“All lessons worth learning are drenched in blood.”
-Dread Empress Triumphant, First and Only of Her Name
We rode for Ater.
I forced myself awake for my sword lessons and kept up my readings, but I hadn’t spoken a word to Black since Summerholm. The Fields stretched in every direction around us, farms and grasslands as far as the eye could see: empty, most of them. The farmer seemed aware an Imperial party was coming through and they avoided the sight of us. I spent my evenings in silence, staring at closed books and thinking about the city I’d just left. I’d made a mistake. There were things about the way I’d reacted on the day of the hangings that bothered me, and I had no real explanation for them. Oh, I was still more disgusted than I could properly put into words. I’d taken lives before, but learning about the sacrifices had been a different matter. I’d killed for justice, when no one else was willing to give it. I’d killed in battle, when my enemies left me no other choice. That three prisoners, no matter how they’d ended up on death row, had been slaughtered like cattle to keep me alive still made me nauseous. They hadn’t died for a greater purpose, they’d died for my sake. Used up for their blood like animals. Their deaths had been unasked for, and they were not my fault, but the were my responsibility nonetheless.
As for the hangings… I could see, now that the heat of the moment had passed, that they’d been doomed to die.

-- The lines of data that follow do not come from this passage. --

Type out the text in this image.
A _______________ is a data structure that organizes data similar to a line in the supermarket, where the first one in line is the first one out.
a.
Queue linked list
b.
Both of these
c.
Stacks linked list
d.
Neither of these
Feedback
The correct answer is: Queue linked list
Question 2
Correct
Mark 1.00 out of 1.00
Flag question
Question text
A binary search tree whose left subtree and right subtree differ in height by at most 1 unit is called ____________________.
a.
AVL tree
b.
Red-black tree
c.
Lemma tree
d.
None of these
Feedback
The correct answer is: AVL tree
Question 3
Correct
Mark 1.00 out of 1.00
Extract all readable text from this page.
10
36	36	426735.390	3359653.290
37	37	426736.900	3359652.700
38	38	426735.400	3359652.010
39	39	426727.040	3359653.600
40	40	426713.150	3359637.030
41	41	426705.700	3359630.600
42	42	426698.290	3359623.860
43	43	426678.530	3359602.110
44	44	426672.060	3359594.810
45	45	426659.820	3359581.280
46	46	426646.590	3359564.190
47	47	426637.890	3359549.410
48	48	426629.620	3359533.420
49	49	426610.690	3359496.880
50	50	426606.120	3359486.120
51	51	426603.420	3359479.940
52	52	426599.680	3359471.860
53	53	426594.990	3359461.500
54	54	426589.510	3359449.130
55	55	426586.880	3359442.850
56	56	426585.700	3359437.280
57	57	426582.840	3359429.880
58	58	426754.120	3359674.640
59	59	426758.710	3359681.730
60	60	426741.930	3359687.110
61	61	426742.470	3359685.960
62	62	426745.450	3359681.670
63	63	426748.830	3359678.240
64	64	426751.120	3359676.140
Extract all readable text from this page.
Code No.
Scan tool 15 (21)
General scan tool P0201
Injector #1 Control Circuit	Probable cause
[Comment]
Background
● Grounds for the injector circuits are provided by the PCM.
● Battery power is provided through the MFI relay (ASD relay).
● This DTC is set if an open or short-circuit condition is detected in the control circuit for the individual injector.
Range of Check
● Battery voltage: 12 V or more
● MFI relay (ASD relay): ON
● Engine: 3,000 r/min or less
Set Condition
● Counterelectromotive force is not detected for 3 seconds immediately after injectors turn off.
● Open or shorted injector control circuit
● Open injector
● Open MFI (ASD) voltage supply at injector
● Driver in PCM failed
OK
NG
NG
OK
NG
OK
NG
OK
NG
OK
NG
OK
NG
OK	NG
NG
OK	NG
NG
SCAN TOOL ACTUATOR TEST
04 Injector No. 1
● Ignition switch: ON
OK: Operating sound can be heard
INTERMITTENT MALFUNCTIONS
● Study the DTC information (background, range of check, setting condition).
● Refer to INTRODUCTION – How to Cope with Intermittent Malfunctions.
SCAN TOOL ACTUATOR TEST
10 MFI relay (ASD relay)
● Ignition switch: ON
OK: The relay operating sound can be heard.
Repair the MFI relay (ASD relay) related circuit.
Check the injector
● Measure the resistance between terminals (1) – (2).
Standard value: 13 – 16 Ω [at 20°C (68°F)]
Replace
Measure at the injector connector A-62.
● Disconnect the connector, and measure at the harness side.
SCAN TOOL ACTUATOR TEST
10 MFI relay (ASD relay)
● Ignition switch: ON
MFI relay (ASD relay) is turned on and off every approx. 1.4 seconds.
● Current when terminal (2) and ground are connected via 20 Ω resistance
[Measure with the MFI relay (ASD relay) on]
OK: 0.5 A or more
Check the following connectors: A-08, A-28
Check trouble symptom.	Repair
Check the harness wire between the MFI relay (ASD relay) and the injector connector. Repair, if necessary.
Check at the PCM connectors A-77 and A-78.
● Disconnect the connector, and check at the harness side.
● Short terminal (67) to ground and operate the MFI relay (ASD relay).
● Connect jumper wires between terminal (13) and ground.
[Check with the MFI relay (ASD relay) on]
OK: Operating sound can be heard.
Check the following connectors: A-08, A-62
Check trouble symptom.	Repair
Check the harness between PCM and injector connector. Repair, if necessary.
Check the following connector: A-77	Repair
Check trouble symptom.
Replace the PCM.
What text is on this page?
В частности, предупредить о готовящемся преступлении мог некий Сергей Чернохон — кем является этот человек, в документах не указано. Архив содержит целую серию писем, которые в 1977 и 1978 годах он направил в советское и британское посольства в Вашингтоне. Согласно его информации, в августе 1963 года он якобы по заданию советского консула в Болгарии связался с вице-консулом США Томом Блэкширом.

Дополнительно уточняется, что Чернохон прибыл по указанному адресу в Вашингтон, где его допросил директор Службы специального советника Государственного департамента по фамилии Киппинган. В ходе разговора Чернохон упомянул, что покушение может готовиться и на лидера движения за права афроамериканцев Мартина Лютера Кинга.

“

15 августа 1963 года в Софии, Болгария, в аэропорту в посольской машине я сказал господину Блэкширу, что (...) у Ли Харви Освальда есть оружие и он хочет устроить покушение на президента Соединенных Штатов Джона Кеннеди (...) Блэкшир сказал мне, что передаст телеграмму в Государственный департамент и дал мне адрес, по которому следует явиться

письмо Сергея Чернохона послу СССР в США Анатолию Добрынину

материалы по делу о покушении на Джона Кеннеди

The Knight wasn’t wrong that they’d committed treason. Sparing them would have weakened Imperial authority and let a pack of conspirators who’d already been part of the murder of a Governor on the loose. That thought did not, however, extend to the sympathizers who’d died like the rest. How many in the Lost Crown had actually been part of the Sons of Streges? The group had been a small one, and ineffective before the Lone Swordsman had gotten involved. There certainly weren’t fifty of them, and that’s how many got the noose. Were they innocent? No, perhaps not. But they were mainly guilty of hating the Empire, and how could they be blamed for that? If Black hung every sympathizer in Summerholm, there’d be nobody left in the city but the Legions.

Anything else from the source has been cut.